Fraudes preocupam 45 das organizações

A cada ano, empresas do mundo inteiro perdem bilhões de dólares por causa de fraudes, mas apenas 45% das companhias privadas de capital fechado têm especialistas em detectar e prevenir esse problema, de acordo com o IBR (International Bussines Report), feito pela Grant Thornton International, representada no Brasil pela Terco Grant Thornton. O Brasil, de acordo com o estudo, está abaixo da média mundial, com apenas 38% das empresas preocupadas em evitar fraudes.
É considerado fraude o roubo de recursos ou a contabilidade falsa –a falsificação ou alteração de registros de contabilidade ou de outros documentos. Quando se fala em recursos, eles incluem informações comerciais e a propriedade intelectual, o que pode prejudicar o dono legal se cair em mãos erradas ou se for vendido a um concorrente, por exemplo.
Para o diretor da área de Gestão de Riscos da Terco Grant Thornton, Leandro Sanches, o índice alcançado pelo Brasil reflete a atual visão dos empresários que, em alguns casos, desconhecem a relevância e as vantagens do monitoramento dos controles internos. “Trata-se de importante ferramenta gerencial, auxiliando inclusive na redução de custos por meio da otimização de processos, prevenção e detecção de fraudes”, disse.
Segundo Leandro, considerando as margens de crescimento de países emergentes como o Brasil, os empresários brasileiros deveriam se preocupar mais com a gestão de riscos. “Empresas que já possuem esta estrutura obtêm crescimento mais ordenado e sólido, o que é um grande diferencial competitivo”, comentou Leandro, lembrando, ainda, que a gestão de riscos é um dos requisitos da boa governança corporativa. “Isso dá transparência ao negócio, o que faz com que ele se torne mais valorizado no mercado”, completou.

Examinar
etapas
O líder global da GTI em assuntos relacionados a segurança, Ken Sharp, afirmou que é importante as empresas fazerem um exame de todas as etapas para se protegerem contra fraudes. “Um especialista em gerenciamento de riscos pode detectar atividades potencialmente fraudulentas em estágios inicias, o que diminui os riscos”, disse. Ainda de acordo com o executivo, “quando a economia mundial se enfraquece, como agora, e os empregos ficam ameaçados, a tentação para cometer fraudes aumenta bastante”. Por isso ele é categórico em afirmar que os empresários precisam ser extremamente vigilantes.

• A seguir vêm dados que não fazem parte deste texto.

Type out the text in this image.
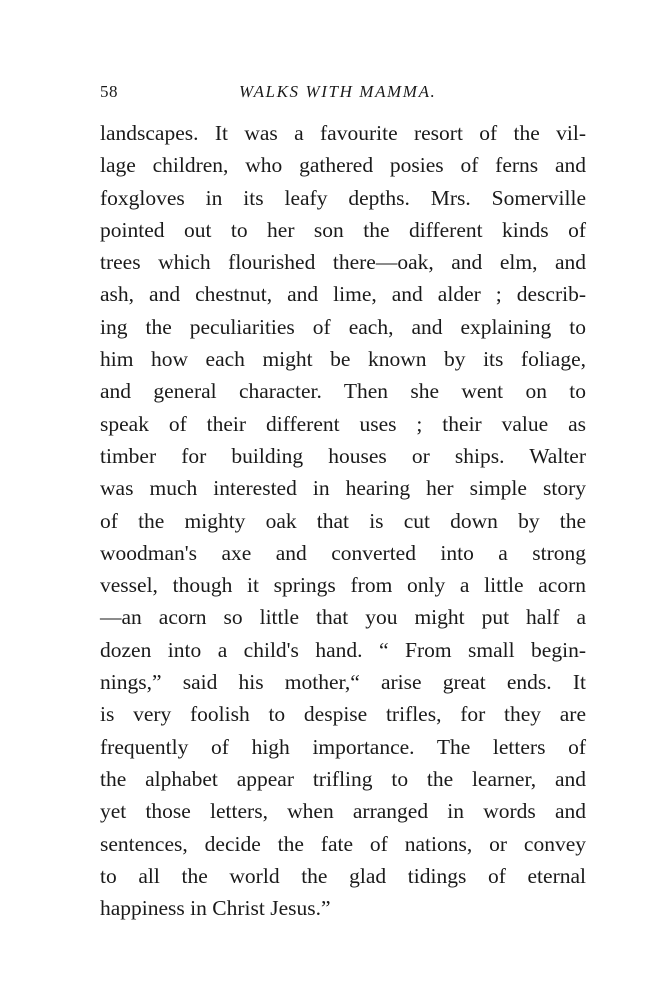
58	WALKS WITH MAMMA.
landscapes. It was a favourite resort of the vil-
lage children, who gathered posies of ferns and
foxgloves in its leafy depths. Mrs. Somerville
pointed out to her son the different kinds of
trees which flourished there—oak, and elm, and
ash, and chestnut, and lime, and alder ; describ-
ing the peculiarities of each, and explaining to
him how each might be known by its foliage,
and general character. Then she went on to
speak of their different uses ; their value as
timber for building houses or ships. Walter
was much interested in hearing her simple story
of the mighty oak that is cut down by the
woodman's axe and converted into a strong
vessel, though it springs from only a little acorn
—an acorn so little that you might put half a
dozen into a child's hand. “ From small begin-
nings,” said his mother,“ arise great ends. It
is very foolish to despise trifles, for they are
frequently of high importance. The letters of
the alphabet appear trifling to the learner, and
yet those letters, when arranged in words and
sentences, decide the fate of nations, or convey
to all the world the glad tidings of eternal
happiness in Christ Jesus.”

Entre as empresas que se preocupam com as fraudes, o número de contratados aumentou 12% em nível global. Regionalmente, os países de Nafta (Tratado Norte-Americano de Livre Comércio) tiveram o maior aumento (16%). A União Européia relatou um aumento de apenas 6%. Individualmente, os países do Nafta são os que mais têm especialistas (58%), enquanto que os da Ásia têm a menor porcentagem (26%).

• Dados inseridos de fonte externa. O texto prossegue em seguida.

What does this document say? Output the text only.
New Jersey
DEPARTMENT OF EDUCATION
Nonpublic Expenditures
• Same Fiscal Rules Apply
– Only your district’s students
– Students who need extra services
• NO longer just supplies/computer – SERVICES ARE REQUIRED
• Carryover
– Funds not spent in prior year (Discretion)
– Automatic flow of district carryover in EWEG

O país que tem a taxa mais elevada de empresas que contratam especialistas contra fraudes são as Filipinas (72%). Além das Filipinas, outros países preocupados em se proteger contra fraudes são o México (71%), Rússia (63%), Armênia (59%) e Estados Unidos (59%). Os países que menos investem em segurança são Japão (17%), Dinamarca (17%) e França (23%).